Let $(B,C)\in{}E_n$. Let $a:=\TwoNorm{B-C}$, $b:=\TwoNorm{C}$ and $c:=\TwoNorm{B}$ be the side-lengths of the triangle with corners $\vec{0}$, $B$ and $C$. Let $$ m := \min\Set{a,b,c} \qquad \text{and} \qquad M := \max\Set{a,b,c} \EndDot $$ One measure of approximation quality of the solution $(B,C)$ is $L(B,C):=\Modulus{\frac{M}{m}-1}$. For an equilateral triangle it would be $0$. Hence, we look for small values of this measure.

Let $\alpha$, $\beta$ and $\gamma$ be the angles opposite of $A$, $B$ and $C$, respectively. Let $$ \delta := \min\Set{\alpha,\beta,\gamma} \qquad \text{and} \qquad \Delta := \max\Set{\alpha,\beta,\gamma} \EndDot $$ Another measure of approximation quality is $W(B,C):=\Modulus{\frac{\delta}{\Delta}-1}$. For an equilateral triangle it would be $0$. Hence, we look for small values of this measure.

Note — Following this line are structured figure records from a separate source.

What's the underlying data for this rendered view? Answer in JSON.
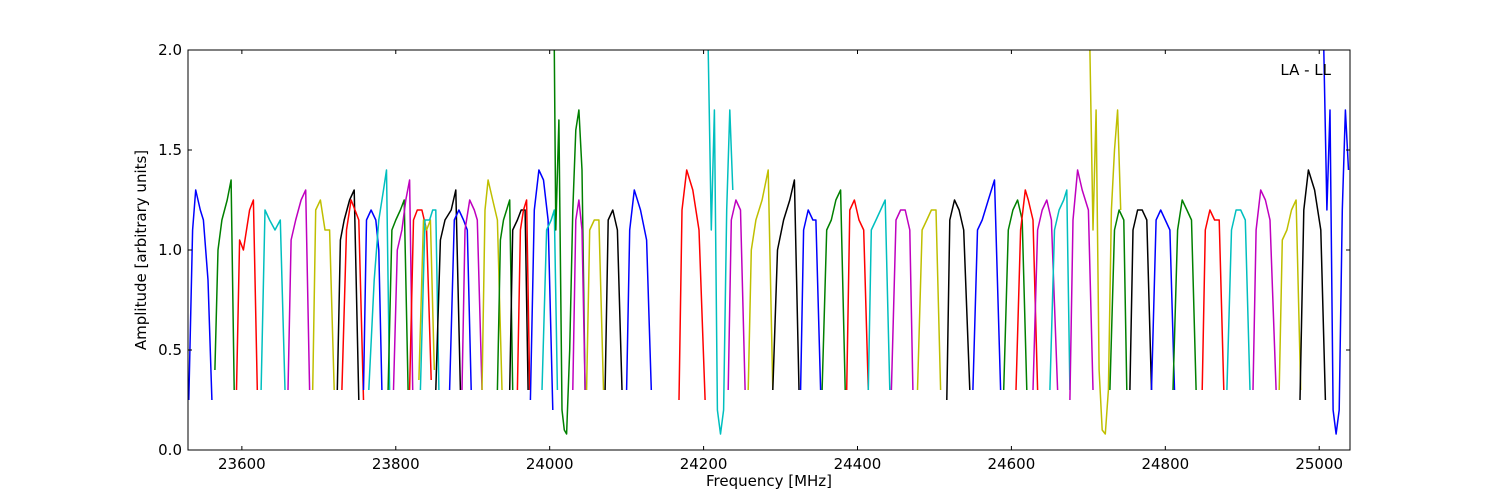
{
  "chart_data": {
    "type": "line",
    "title": "",
    "annotation": "LA - LL",
    "xlabel": "Frequency [MHz]",
    "ylabel": "Amplitude [arbitrary units]",
    "xlim": [
      23530,
      25040
    ],
    "ylim": [
      0.0,
      2.0
    ],
    "xticks": [
      23600,
      23800,
      24000,
      24200,
      24400,
      24600,
      24800,
      25000
    ],
    "xtick_labels": [
      "23600",
      "23800",
      "24000",
      "24200",
      "24400",
      "24600",
      "24800",
      "25000"
    ],
    "yticks": [
      0.0,
      0.5,
      1.0,
      1.5,
      2.0
    ],
    "ytick_labels": [
      "0.0",
      "0.5",
      "1.0",
      "1.5",
      "2.0"
    ],
    "grid": false,
    "legend": "none",
    "color_cycle": [
      "#0000ff",
      "#008000",
      "#ff0000",
      "#00bfbf",
      "#bf00bf",
      "#bfbf00",
      "#000000"
    ],
    "series": [
      {
        "color": "#0000ff",
        "x": [
          23531,
          23536,
          23540,
          23546,
          23550,
          23556,
          23561
        ],
        "y": [
          0.25,
          1.1,
          1.3,
          1.2,
          1.15,
          0.85,
          0.25
        ]
      },
      {
        "color": "#008000",
        "x": [
          23565,
          23569,
          23574,
          23581,
          23586,
          23590
        ],
        "y": [
          0.4,
          1.0,
          1.15,
          1.25,
          1.35,
          0.3
        ]
      },
      {
        "color": "#ff0000",
        "x": [
          23593,
          23597,
          23602,
          23610,
          23615,
          23620
        ],
        "y": [
          0.3,
          1.05,
          1.0,
          1.2,
          1.25,
          0.3
        ]
      },
      {
        "color": "#00bfbf",
        "x": [
          23625,
          23630,
          23636,
          23643,
          23650,
          23656
        ],
        "y": [
          0.3,
          1.2,
          1.15,
          1.1,
          1.15,
          0.3
        ]
      },
      {
        "color": "#bf00bf",
        "x": [
          23660,
          23664,
          23670,
          23677,
          23683,
          23688
        ],
        "y": [
          0.3,
          1.05,
          1.15,
          1.25,
          1.3,
          0.3
        ]
      },
      {
        "color": "#bfbf00",
        "x": [
          23692,
          23696,
          23702,
          23708,
          23714,
          23720
        ],
        "y": [
          0.3,
          1.2,
          1.25,
          1.1,
          1.1,
          0.3
        ]
      },
      {
        "color": "#000000",
        "x": [
          23724,
          23728,
          23733,
          23740,
          23746,
          23752
        ],
        "y": [
          0.3,
          1.05,
          1.15,
          1.25,
          1.3,
          0.25
        ]
      },
      {
        "color": "#ff0000",
        "x": [
          23730,
          23736,
          23742,
          23747,
          23752,
          23758
        ],
        "y": [
          0.3,
          1.1,
          1.25,
          1.2,
          1.15,
          0.25
        ]
      },
      {
        "color": "#0000ff",
        "x": [
          23758,
          23762,
          23768,
          23774,
          23778,
          23782
        ],
        "y": [
          0.3,
          1.15,
          1.2,
          1.15,
          1.0,
          0.3
        ]
      },
      {
        "color": "#00bfbf",
        "x": [
          23765,
          23772,
          23778,
          23784,
          23788,
          23792
        ],
        "y": [
          0.3,
          0.85,
          1.15,
          1.3,
          1.4,
          0.3
        ]
      },
      {
        "color": "#008000",
        "x": [
          23790,
          23795,
          23800,
          23806,
          23811,
          23816
        ],
        "y": [
          0.3,
          1.1,
          1.15,
          1.2,
          1.25,
          0.3
        ]
      },
      {
        "color": "#bf00bf",
        "x": [
          23797,
          23802,
          23808,
          23813,
          23818,
          23822
        ],
        "y": [
          0.3,
          1.0,
          1.1,
          1.25,
          1.35,
          0.3
        ]
      },
      {
        "color": "#ff0000",
        "x": [
          23818,
          23823,
          23828,
          23834,
          23840,
          23846
        ],
        "y": [
          0.3,
          1.15,
          1.2,
          1.2,
          1.1,
          0.35
        ]
      },
      {
        "color": "#bfbf00",
        "x": [
          23830,
          23836,
          23840,
          23845,
          23850
        ],
        "y": [
          0.35,
          1.15,
          1.1,
          1.15,
          0.4
        ]
      },
      {
        "color": "#00bfbf",
        "x": [
          23832,
          23838,
          23844,
          23848,
          23852,
          23856
        ],
        "y": [
          0.3,
          1.15,
          1.15,
          1.2,
          1.2,
          0.3
        ]
      },
      {
        "color": "#000000",
        "x": [
          23852,
          23858,
          23864,
          23872,
          23878,
          23884
        ],
        "y": [
          0.3,
          1.05,
          1.15,
          1.2,
          1.3,
          0.3
        ]
      },
      {
        "color": "#0000ff",
        "x": [
          23870,
          23876,
          23882,
          23888,
          23893,
          23898
        ],
        "y": [
          0.3,
          1.15,
          1.2,
          1.15,
          1.1,
          0.3
        ]
      },
      {
        "color": "#bf00bf",
        "x": [
          23886,
          23890,
          23896,
          23902,
          23906,
          23912
        ],
        "y": [
          0.3,
          1.1,
          1.25,
          1.2,
          1.15,
          0.3
        ]
      },
      {
        "color": "#bfbf00",
        "x": [
          23912,
          23916,
          23920,
          23926,
          23932,
          23938
        ],
        "y": [
          0.3,
          1.2,
          1.35,
          1.25,
          1.15,
          0.3
        ]
      },
      {
        "color": "#008000",
        "x": [
          23932,
          23936,
          23940,
          23944,
          23948,
          23952
        ],
        "y": [
          0.3,
          1.05,
          1.15,
          1.2,
          1.25,
          0.3
        ]
      },
      {
        "color": "#000000",
        "x": [
          23948,
          23952,
          23958,
          23963,
          23968,
          23972
        ],
        "y": [
          0.3,
          1.1,
          1.15,
          1.2,
          1.2,
          0.3
        ]
      },
      {
        "color": "#ff0000",
        "x": [
          23958,
          23962,
          23966,
          23970,
          23974
        ],
        "y": [
          0.3,
          1.1,
          1.2,
          1.25,
          0.3
        ]
      },
      {
        "color": "#0000ff",
        "x": [
          23975,
          23980,
          23986,
          23992,
          23998,
          24004
        ],
        "y": [
          0.25,
          1.2,
          1.4,
          1.35,
          1.15,
          0.2
        ]
      },
      {
        "color": "#00bfbf",
        "x": [
          23990,
          23996,
          24002,
          24006,
          24010
        ],
        "y": [
          0.3,
          1.1,
          1.15,
          1.2,
          0.3
        ]
      },
      {
        "color": "#008000",
        "x": [
          24006,
          24008,
          24012,
          24016,
          24019,
          24022,
          24026,
          24030,
          24034,
          24038,
          24042,
          24046
        ],
        "y": [
          2.0,
          1.1,
          1.65,
          0.2,
          0.1,
          0.08,
          0.5,
          1.2,
          1.6,
          1.7,
          1.4,
          0.3
        ]
      },
      {
        "color": "#bf00bf",
        "x": [
          24030,
          24034,
          24038,
          24042,
          24046
        ],
        "y": [
          0.3,
          1.15,
          1.25,
          1.1,
          0.3
        ]
      },
      {
        "color": "#bfbf00",
        "x": [
          24048,
          24052,
          24058,
          24064,
          24070
        ],
        "y": [
          0.3,
          1.1,
          1.15,
          1.15,
          0.3
        ]
      },
      {
        "color": "#000000",
        "x": [
          24072,
          24076,
          24082,
          24088,
          24094
        ],
        "y": [
          0.3,
          1.15,
          1.2,
          1.1,
          0.3
        ]
      },
      {
        "color": "#0000ff",
        "x": [
          24100,
          24104,
          24110,
          24118,
          24126,
          24132
        ],
        "y": [
          0.3,
          1.1,
          1.3,
          1.2,
          1.05,
          0.3
        ]
      },
      {
        "color": "#ff0000",
        "x": [
          24168,
          24172,
          24178,
          24186,
          24194,
          24202
        ],
        "y": [
          0.25,
          1.2,
          1.4,
          1.3,
          1.1,
          0.25
        ]
      },
      {
        "color": "#00bfbf",
        "x": [
          24206,
          24210,
          24214,
          24218,
          24222,
          24226,
          24230,
          24234,
          24238
        ],
        "y": [
          2.0,
          1.1,
          1.7,
          0.2,
          0.08,
          0.2,
          1.2,
          1.7,
          1.3
        ]
      },
      {
        "color": "#bf00bf",
        "x": [
          24232,
          24236,
          24242,
          24248,
          24254
        ],
        "y": [
          0.3,
          1.15,
          1.25,
          1.2,
          0.3
        ]
      },
      {
        "color": "#bfbf00",
        "x": [
          24258,
          24262,
          24268,
          24276,
          24284,
          24290
        ],
        "y": [
          0.3,
          1.0,
          1.15,
          1.25,
          1.4,
          0.3
        ]
      },
      {
        "color": "#000000",
        "x": [
          24290,
          24296,
          24304,
          24312,
          24318,
          24324
        ],
        "y": [
          0.3,
          1.0,
          1.15,
          1.25,
          1.35,
          0.3
        ]
      },
      {
        "color": "#0000ff",
        "x": [
          24326,
          24330,
          24336,
          24342,
          24346,
          24352
        ],
        "y": [
          0.3,
          1.1,
          1.2,
          1.15,
          1.15,
          0.3
        ]
      },
      {
        "color": "#008000",
        "x": [
          24354,
          24360,
          24366,
          24372,
          24378,
          24384
        ],
        "y": [
          0.3,
          1.1,
          1.15,
          1.25,
          1.3,
          0.3
        ]
      },
      {
        "color": "#ff0000",
        "x": [
          24386,
          24390,
          24396,
          24402,
          24408,
          24414
        ],
        "y": [
          0.3,
          1.2,
          1.25,
          1.15,
          1.1,
          0.3
        ]
      },
      {
        "color": "#00bfbf",
        "x": [
          24414,
          24418,
          24424,
          24430,
          24436,
          24442
        ],
        "y": [
          0.3,
          1.1,
          1.15,
          1.2,
          1.25,
          0.3
        ]
      },
      {
        "color": "#bf00bf",
        "x": [
          24444,
          24450,
          24456,
          24462,
          24468,
          24472
        ],
        "y": [
          0.3,
          1.15,
          1.2,
          1.2,
          1.1,
          0.3
        ]
      },
      {
        "color": "#bfbf00",
        "x": [
          24478,
          24484,
          24490,
          24496,
          24502,
          24508
        ],
        "y": [
          0.3,
          1.1,
          1.15,
          1.2,
          1.2,
          0.3
        ]
      },
      {
        "color": "#000000",
        "x": [
          24516,
          24520,
          24526,
          24532,
          24538,
          24546
        ],
        "y": [
          0.25,
          1.15,
          1.25,
          1.2,
          1.1,
          0.3
        ]
      },
      {
        "color": "#0000ff",
        "x": [
          24550,
          24556,
          24562,
          24570,
          24578,
          24586
        ],
        "y": [
          0.3,
          1.1,
          1.15,
          1.25,
          1.35,
          0.3
        ]
      },
      {
        "color": "#008000",
        "x": [
          24590,
          24596,
          24602,
          24608,
          24614,
          24620
        ],
        "y": [
          0.3,
          1.1,
          1.2,
          1.25,
          1.15,
          0.3
        ]
      },
      {
        "color": "#ff0000",
        "x": [
          24606,
          24612,
          24618,
          24622,
          24628,
          24634
        ],
        "y": [
          0.3,
          1.1,
          1.3,
          1.25,
          1.15,
          0.3
        ]
      },
      {
        "color": "#bf00bf",
        "x": [
          24628,
          24634,
          24640,
          24646,
          24652,
          24660
        ],
        "y": [
          0.3,
          1.1,
          1.2,
          1.25,
          1.15,
          0.3
        ]
      },
      {
        "color": "#00bfbf",
        "x": [
          24650,
          24656,
          24662,
          24668,
          24672,
          24676
        ],
        "y": [
          0.3,
          1.1,
          1.2,
          1.25,
          1.3,
          0.3
        ]
      },
      {
        "color": "#bf00bf",
        "x": [
          24676,
          24680,
          24686,
          24692,
          24700,
          24706
        ],
        "y": [
          0.25,
          1.15,
          1.4,
          1.3,
          1.2,
          0.3
        ]
      },
      {
        "color": "#bfbf00",
        "x": [
          24702,
          24706,
          24710,
          24714,
          24718,
          24722,
          24726,
          24730,
          24734,
          24738,
          24742
        ],
        "y": [
          2.0,
          1.1,
          1.7,
          0.4,
          0.1,
          0.08,
          0.3,
          1.2,
          1.5,
          1.7,
          1.2
        ]
      },
      {
        "color": "#008000",
        "x": [
          24728,
          24734,
          24740,
          24746,
          24750
        ],
        "y": [
          0.3,
          1.1,
          1.2,
          1.15,
          0.3
        ]
      },
      {
        "color": "#000000",
        "x": [
          24754,
          24758,
          24764,
          24770,
          24776,
          24782
        ],
        "y": [
          0.3,
          1.1,
          1.2,
          1.2,
          1.15,
          0.3
        ]
      },
      {
        "color": "#0000ff",
        "x": [
          24782,
          24788,
          24794,
          24800,
          24806,
          24812
        ],
        "y": [
          0.3,
          1.15,
          1.2,
          1.15,
          1.1,
          0.3
        ]
      },
      {
        "color": "#008000",
        "x": [
          24810,
          24816,
          24822,
          24828,
          24834,
          24840
        ],
        "y": [
          0.3,
          1.1,
          1.25,
          1.2,
          1.15,
          0.3
        ]
      },
      {
        "color": "#ff0000",
        "x": [
          24848,
          24852,
          24858,
          24864,
          24870,
          24876
        ],
        "y": [
          0.3,
          1.1,
          1.2,
          1.15,
          1.15,
          0.3
        ]
      },
      {
        "color": "#00bfbf",
        "x": [
          24880,
          24886,
          24892,
          24898,
          24904,
          24910
        ],
        "y": [
          0.3,
          1.1,
          1.2,
          1.2,
          1.15,
          0.3
        ]
      },
      {
        "color": "#bf00bf",
        "x": [
          24914,
          24918,
          24924,
          24930,
          24936,
          24944
        ],
        "y": [
          0.3,
          1.1,
          1.3,
          1.25,
          1.15,
          0.3
        ]
      },
      {
        "color": "#bfbf00",
        "x": [
          24948,
          24952,
          24958,
          24964,
          24970,
          24976
        ],
        "y": [
          0.3,
          1.05,
          1.1,
          1.2,
          1.25,
          0.3
        ]
      },
      {
        "color": "#000000",
        "x": [
          24975,
          24980,
          24986,
          24994,
          25002,
          25008
        ],
        "y": [
          0.25,
          1.2,
          1.4,
          1.3,
          1.1,
          0.25
        ]
      },
      {
        "color": "#0000ff",
        "x": [
          25006,
          25010,
          25014,
          25018,
          25022,
          25026,
          25030,
          25034,
          25038
        ],
        "y": [
          2.0,
          1.2,
          1.7,
          0.2,
          0.08,
          0.2,
          1.2,
          1.7,
          1.4
        ]
      }
    ]
  }
}
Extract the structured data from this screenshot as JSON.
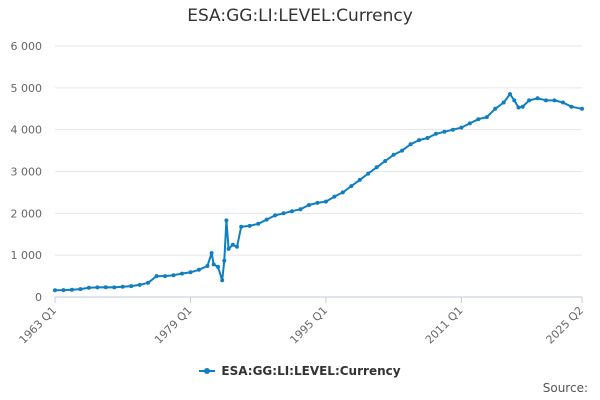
{
  "chart_data": {
    "type": "line",
    "title": "ESA:GG:LI:LEVEL:Currency",
    "xlabel": "",
    "ylabel": "",
    "x_range": [
      "1963 Q1",
      "2025 Q2"
    ],
    "x_tick_labels": [
      "1963 Q1",
      "1979 Q1",
      "1995 Q1",
      "2011 Q1",
      "2025 Q2"
    ],
    "ylim": [
      0,
      6000
    ],
    "y_tick_labels": [
      "0",
      "1 000",
      "2 000",
      "3 000",
      "4 000",
      "5 000",
      "6 000"
    ],
    "y_ticks": [
      0,
      1000,
      2000,
      3000,
      4000,
      5000,
      6000
    ],
    "grid": true,
    "legend_position": "bottom",
    "series": [
      {
        "name": "ESA:GG:LI:LEVEL:Currency",
        "color": "#0f7fbf",
        "points": [
          [
            "1963 Q1",
            160
          ],
          [
            "1964 Q1",
            165
          ],
          [
            "1965 Q1",
            175
          ],
          [
            "1966 Q1",
            190
          ],
          [
            "1967 Q1",
            220
          ],
          [
            "1968 Q1",
            230
          ],
          [
            "1969 Q1",
            235
          ],
          [
            "1970 Q1",
            230
          ],
          [
            "1971 Q1",
            245
          ],
          [
            "1972 Q1",
            260
          ],
          [
            "1973 Q1",
            290
          ],
          [
            "1974 Q1",
            340
          ],
          [
            "1975 Q1",
            500
          ],
          [
            "1976 Q1",
            500
          ],
          [
            "1977 Q1",
            520
          ],
          [
            "1978 Q1",
            560
          ],
          [
            "1979 Q1",
            590
          ],
          [
            "1980 Q1",
            650
          ],
          [
            "1981 Q1",
            740
          ],
          [
            "1981 Q3",
            1050
          ],
          [
            "1981 Q4",
            780
          ],
          [
            "1982 Q2",
            720
          ],
          [
            "1982 Q4",
            400
          ],
          [
            "1983 Q1",
            870
          ],
          [
            "1983 Q2",
            1830
          ],
          [
            "1983 Q3",
            1150
          ],
          [
            "1984 Q1",
            1250
          ],
          [
            "1984 Q3",
            1200
          ],
          [
            "1985 Q1",
            1680
          ],
          [
            "1986 Q1",
            1700
          ],
          [
            "1987 Q1",
            1750
          ],
          [
            "1988 Q1",
            1850
          ],
          [
            "1989 Q1",
            1950
          ],
          [
            "1990 Q1",
            2000
          ],
          [
            "1991 Q1",
            2050
          ],
          [
            "1992 Q1",
            2100
          ],
          [
            "1993 Q1",
            2200
          ],
          [
            "1994 Q1",
            2250
          ],
          [
            "1995 Q1",
            2280
          ],
          [
            "1996 Q1",
            2400
          ],
          [
            "1997 Q1",
            2500
          ],
          [
            "1998 Q1",
            2650
          ],
          [
            "1999 Q1",
            2800
          ],
          [
            "2000 Q1",
            2950
          ],
          [
            "2001 Q1",
            3100
          ],
          [
            "2002 Q1",
            3250
          ],
          [
            "2003 Q1",
            3400
          ],
          [
            "2004 Q1",
            3500
          ],
          [
            "2005 Q1",
            3650
          ],
          [
            "2006 Q1",
            3750
          ],
          [
            "2007 Q1",
            3800
          ],
          [
            "2008 Q1",
            3900
          ],
          [
            "2009 Q1",
            3950
          ],
          [
            "2010 Q1",
            4000
          ],
          [
            "2011 Q1",
            4050
          ],
          [
            "2012 Q1",
            4150
          ],
          [
            "2013 Q1",
            4250
          ],
          [
            "2014 Q1",
            4300
          ],
          [
            "2015 Q1",
            4500
          ],
          [
            "2016 Q1",
            4650
          ],
          [
            "2016 Q4",
            4850
          ],
          [
            "2017 Q2",
            4700
          ],
          [
            "2017 Q4",
            4530
          ],
          [
            "2018 Q2",
            4550
          ],
          [
            "2019 Q1",
            4700
          ],
          [
            "2020 Q1",
            4750
          ],
          [
            "2021 Q1",
            4700
          ],
          [
            "2022 Q1",
            4700
          ],
          [
            "2023 Q1",
            4650
          ],
          [
            "2024 Q1",
            4550
          ],
          [
            "2025 Q2",
            4500
          ]
        ]
      }
    ]
  },
  "legend": {
    "label": "ESA:GG:LI:LEVEL:Currency"
  },
  "footer": {
    "source_label": "Source:"
  }
}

# Best solutions for small n

See the F# script.

## Usual candidates

$B$ | $C$ | $L(B,C)$ | $W(B,C)$ |
---|---|---|---|

$(0,2)$ | $(1,2)$ | $0.105572809$ | $0.1624474625$ |

$(4,1)$ | $(1,4)$ | $0.028174684$ | $0.0466879655$ |

## Ordered by angles quality

The best solutions for $n\le 10$.

$B$ | $C$ | $L(B,C)$ | $W(B,C)$ |
---|---|---|---|

$(8, 0)$ | $(4, 7)$ | $0.00772212328$ | $0.01270192683$ |

$(10, 1)$ | $(4, 9)$ | $0.02000202061$ | $0.03274063767$ |

$(10, 0)$ | $(5, 9)$ | $0.02871413764$ | $0.04653653752$ |

$(4, 1)$ | $(1, 4)$ | $0.02817468419$ | $0.04668796554$ |

$(6, 0)$ | $(3, 5)$ | $0.02817468419$ | $0.04668796554$ |

$(8, 2)$ | $(2, 8)$ | $0.02817468419$ | $0.04668796554$ |

$(9, 2)$ | $(3, 9)$ | $0.02817468419$ | $0.04668796554$ |

## Ordered by sidelength quality

The best solutions for $n\le 10$.

$B$ | $C$ | $L(B,C)$ | $W(B,C)$ |
---|---|---|---|

$(8, 0)$ | $(4, 7)$ | $0.00772212328$ | $0.01270192683$ |

$(10, 1)$ | $(4, 9)$ | $0.02000202061$ | $0.03274063767$ |

$(4, 1)$ | $(1, 4)$ | $0.02817468419$ | $0.04668796554$ |

$(6, 0)$ | $(3, 5)$ | $0.02817468419$ | $0.04668796554$ |

$(8, 2)$ | $(2, 8)$ | $0.02817468419$ | $0.04668796554$ |

$(9, 2)$ | $(3, 9)$ | $0.02817468419$ | $0.04668796554$ |

$(10, 0)$ | $(5, 9)$ | $0.02871413764$ | $0.04653653752$ |

## Larger solutions

$B$ | $C$ | $L(B,C)$ | $W(B,C)$ |
---|---|---|---|

$(30, 0)$ | $(15, 26)$ | $0.0005550930208$ | $0.0009177507162$ |

$(45, 4)$ | $(19, 41)$ | $0.0009784738155$ | $0.001618174436$ |

$(49, 11)$ | $(15, 48)$ | $0.001384905205$ | $0.002289754747$ |

# Summary

So $((4,1),(1,4))$ is a nice symmetric (along $x=y$) solution usable fast sketching. The large solutions $((45, 4),(19, 41))$ and $((49, 11),(15, 48))$ are interesting because they are not symmetric along $x=y$.